Now that we are past the elections, the time to negotiate is quickly approaching.  Many fear that the partisan gridlock in Washington will continue and put economic recovery in jeopardy.  Furthermore, those tuned into grants worry about the likely negative impact on federal funding programs.  Grant programs explicitly funded in the budget would be subject to the automatic spending cut while those at the discretion of federal agencies will likely be curtailed as well since those entities will have less funding overall.  While such a scenario is clearly possible, it does not mean that it is probable. 

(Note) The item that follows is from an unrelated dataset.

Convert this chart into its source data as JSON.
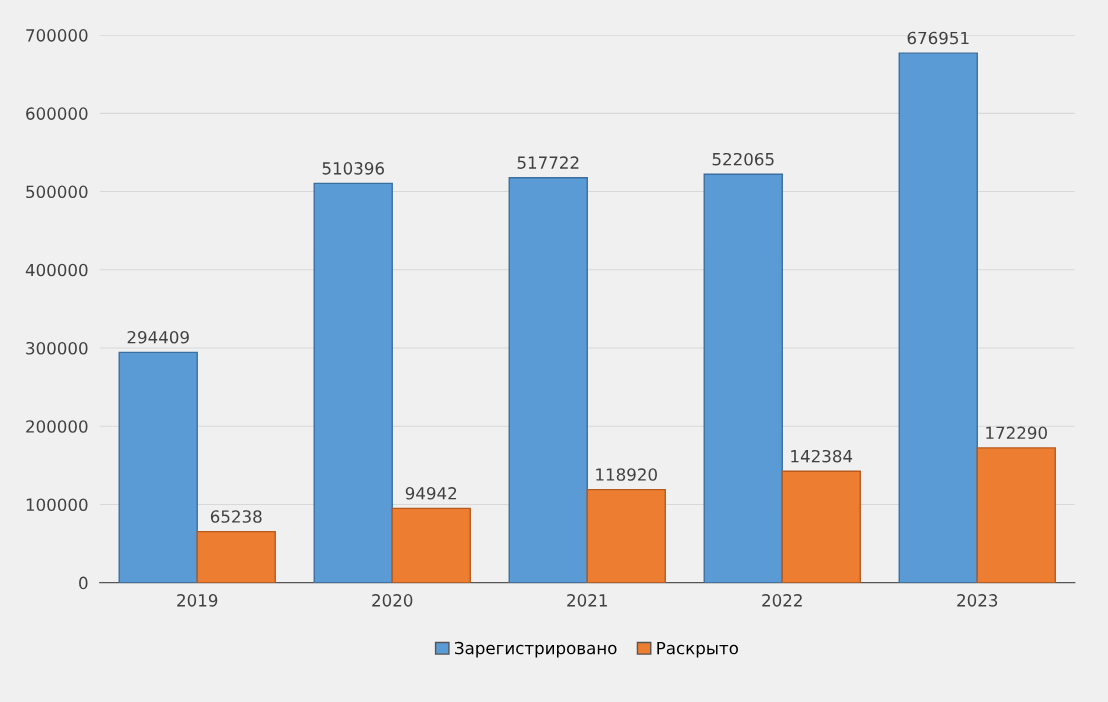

The blanket cuts will likely be enough to get both sides to reach an agreement.  For those that don't think it will happen by the January 1, 2013, the truth is it doesn't really matter.  Everyone will point to that date as if it is Armageddon.  First and foremost, the $1.2 trillion in tax cuts that will be initiated are scheduled to take place over nine fiscal years, with the last piece taking effect in 2021.  The impact on 2013 federal spending will likely be in the area of $109 billion.  This is still a substantial spending cut that would affect federal grant programs, but probably does not elicit the same eyebrow raising response that is associated with $1.2 trillion.  This is why it is probably more accurate to describe the impending situation as a "staircase" rather than a "cliff". 

Say we arrive on January 2, 2013 and no deal has been reached, technically all federally funded agencies and programs will realize a spending cut.  However, Congress has the ability to make any legislation it passes retroactive to the start of their session.  In other words, the President and Congress can come to a long-term agreement several weeks or months into the 2013 calendar year and rollback the effective date to the January 1, 2013.  In such a scenario, the $109 billion in spending cuts resulting from sequestration will be taken off the books and replaced by the approved deficit reduction package.  In this scenario, it is as if the spending cuts never took effect in the first place.  While we don't know that that new deficit reduction legislation will include, it is likely to include a much smaller spending cut overall than the sequester.  Finally, the final deal will likely be very targeted and will not result in cuts across every federal program.

No one is advocating that the approaching sequestration should be taken lightly.  It is a big deal. However, when it comes to federal grant programs it is important to understand how the spending cuts will roll out and the associated timeline.  If a deal is not reached by the end of the calendar year, there is no reason to start panicking.  There is plenty of time to negotiate.